SAN DIEGO - San Diego's first-term mayor is beginning two weeks of full-time therapy while facing a sexual harassment lawsuit and calls for his resignation amid a flurry of allegations that he groped and forcibly kissed women for years.
Bob Filner's accusers, his one-time supporters and voters express skepticism that his therapy starting Monday is an appropriate remedy for what the mayor himself has described as years of inappropriate behavior toward women. Longtime therapists question how much progress can be made.
10News spoke with a local therapist about what Filner's treatment might entail.
"There will be things like individual therapy, where he meets one-on-one with a therapist," said Dr.
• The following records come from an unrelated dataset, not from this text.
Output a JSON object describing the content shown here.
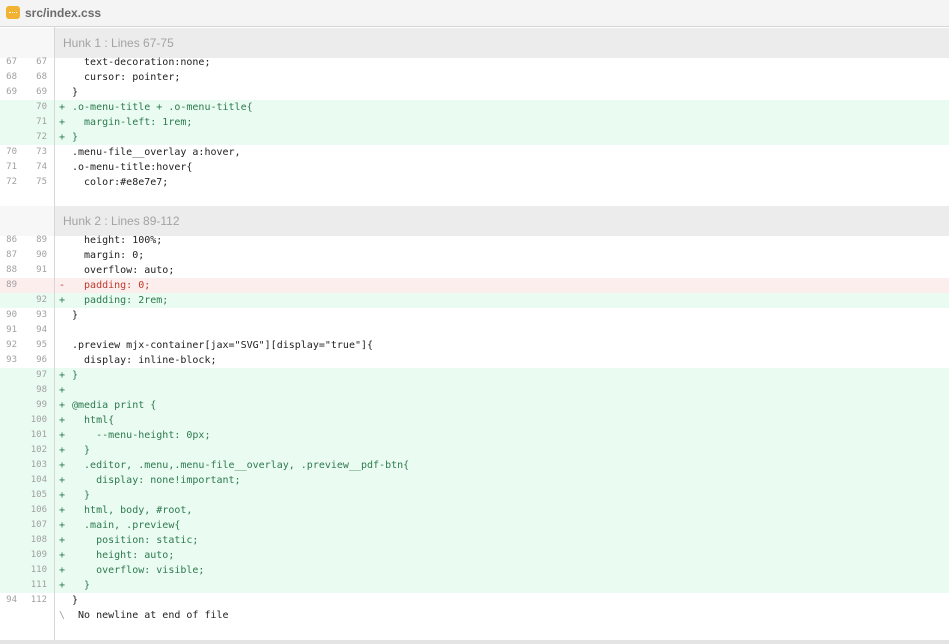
{
  "file": {
    "name": "src/index.css",
    "icon": "css-file-icon"
  },
  "hunks": [
    {
      "label": "Hunk 1 : Lines 67-75"
    },
    {
      "label": "Hunk 2 : Lines 89-112"
    }
  ],
  "hunk1_lines": [
    {
      "old": "67",
      "new": "67",
      "sign": "",
      "type": "ctx",
      "text": "  text-decoration:none;"
    },
    {
      "old": "68",
      "new": "68",
      "sign": "",
      "type": "ctx",
      "text": "  cursor: pointer;"
    },
    {
      "old": "69",
      "new": "69",
      "sign": "",
      "type": "ctx",
      "text": "}"
    },
    {
      "old": "",
      "new": "70",
      "sign": "+",
      "type": "add",
      "text": ".o-menu-title + .o-menu-title{"
    },
    {
      "old": "",
      "new": "71",
      "sign": "+",
      "type": "add",
      "text": "  margin-left: 1rem;"
    },
    {
      "old": "",
      "new": "72",
      "sign": "+",
      "type": "add",
      "text": "}"
    },
    {
      "old": "70",
      "new": "73",
      "sign": "",
      "type": "ctx",
      "text": ".menu-file__overlay a:hover,"
    },
    {
      "old": "71",
      "new": "74",
      "sign": "",
      "type": "ctx",
      "text": ".o-menu-title:hover{"
    },
    {
      "old": "72",
      "new": "75",
      "sign": "",
      "type": "ctx",
      "text": "  color:#e8e7e7;"
    }
  ],
  "hunk2_lines": [
    {
      "old": "86",
      "new": "89",
      "sign": "",
      "type": "ctx",
      "text": "  height: 100%;"
    },
    {
      "old": "87",
      "new": "90",
      "sign": "",
      "type": "ctx",
      "text": "  margin: 0;"
    },
    {
      "old": "88",
      "new": "91",
      "sign": "",
      "type": "ctx",
      "text": "  overflow: auto;"
    },
    {
      "old": "89",
      "new": "",
      "sign": "-",
      "type": "del",
      "text": "  padding: 0;"
    },
    {
      "old": "",
      "new": "92",
      "sign": "+",
      "type": "add",
      "text": "  padding: 2rem;"
    },
    {
      "old": "90",
      "new": "93",
      "sign": "",
      "type": "ctx",
      "text": "}"
    },
    {
      "old": "91",
      "new": "94",
      "sign": "",
      "type": "ctx",
      "text": ""
    },
    {
      "old": "92",
      "new": "95",
      "sign": "",
      "type": "ctx",
      "text": ".preview mjx-container[jax=\"SVG\"][display=\"true\"]{"
    },
    {
      "old": "93",
      "new": "96",
      "sign": "",
      "type": "ctx",
      "text": "  display: inline-block;"
    },
    {
      "old": "",
      "new": "97",
      "sign": "+",
      "type": "add",
      "text": "}"
    },
    {
      "old": "",
      "new": "98",
      "sign": "+",
      "type": "add",
      "text": ""
    },
    {
      "old": "",
      "new": "99",
      "sign": "+",
      "type": "add",
      "text": "@media print {"
    },
    {
      "old": "",
      "new": "100",
      "sign": "+",
      "type": "add",
      "text": "  html{"
    },
    {
      "old": "",
      "new": "101",
      "sign": "+",
      "type": "add",
      "text": "    --menu-height: 0px;"
    },
    {
      "old": "",
      "new": "102",
      "sign": "+",
      "type": "add",
      "text": "  }"
    },
    {
      "old": "",
      "new": "103",
      "sign": "+",
      "type": "add",
      "text": "  .editor, .menu,.menu-file__overlay, .preview__pdf-btn{"
    },
    {
      "old": "",
      "new": "104",
      "sign": "+",
      "type": "add",
      "text": "    display: none!important;"
    },
    {
      "old": "",
      "new": "105",
      "sign": "+",
      "type": "add",
      "text": "  }"
    },
    {
      "old": "",
      "new": "106",
      "sign": "+",
      "type": "add",
      "text": "  html, body, #root,"
    },
    {
      "old": "",
      "new": "107",
      "sign": "+",
      "type": "add",
      "text": "  .main, .preview{"
    },
    {
      "old": "",
      "new": "108",
      "sign": "+",
      "type": "add",
      "text": "    position: static;"
    },
    {
      "old": "",
      "new": "109",
      "sign": "+",
      "type": "add",
      "text": "    height: auto;"
    },
    {
      "old": "",
      "new": "110",
      "sign": "+",
      "type": "add",
      "text": "    overflow: visible;"
    },
    {
      "old": "",
      "new": "111",
      "sign": "+",
      "type": "add",
      "text": "  }"
    },
    {
      "old": "94",
      "new": "112",
      "sign": "",
      "type": "ctx",
      "text": "}"
    },
    {
      "old": "",
      "new": "",
      "sign": "\\",
      "type": "ctx",
      "text": " No newline at end of file"
    }
  ]
}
Kristin Zeising. "There possibly could be group therapy where he meets with a therapist and multiple other members."
As his treatment begins, Zeising says there will probably be psychological testing to try to get to the root of why the mayor behaves the way he does.
"They will assess his personality, whether or not he has something like a personality disorder like narcissism, assess whether he has a mood disorder, anxiety... all sorts of things," she said.
Zeising says those who will treat Filner will need to focus on his motivation for going into therapy.
"If he's really motivated for change, then two weeks is a start and then hopefully ongoing deeper psychotherapy, but we really don't know what his motivation is," she said.
But Zeising says for true change to happen, Filner has a tough road ahead of him.
"At 70 years old, one's personality and behaviors are typically pretty formed," she said. "He'd have to really want to change and have some real good motivation for change."
Neither Filner nor his office has released details about his therapy or its location.
Zeising says wherever it is, it will probably be pricey.
"It's usually thousands of dollars people will spend in order to engage in a two-week program," she said.
Filner is picking up the tab for the treatment.
According to the Associated Press, he is set to be grilled by lawyers under oath Friday in the harassment lawsuit brought by his former communications director.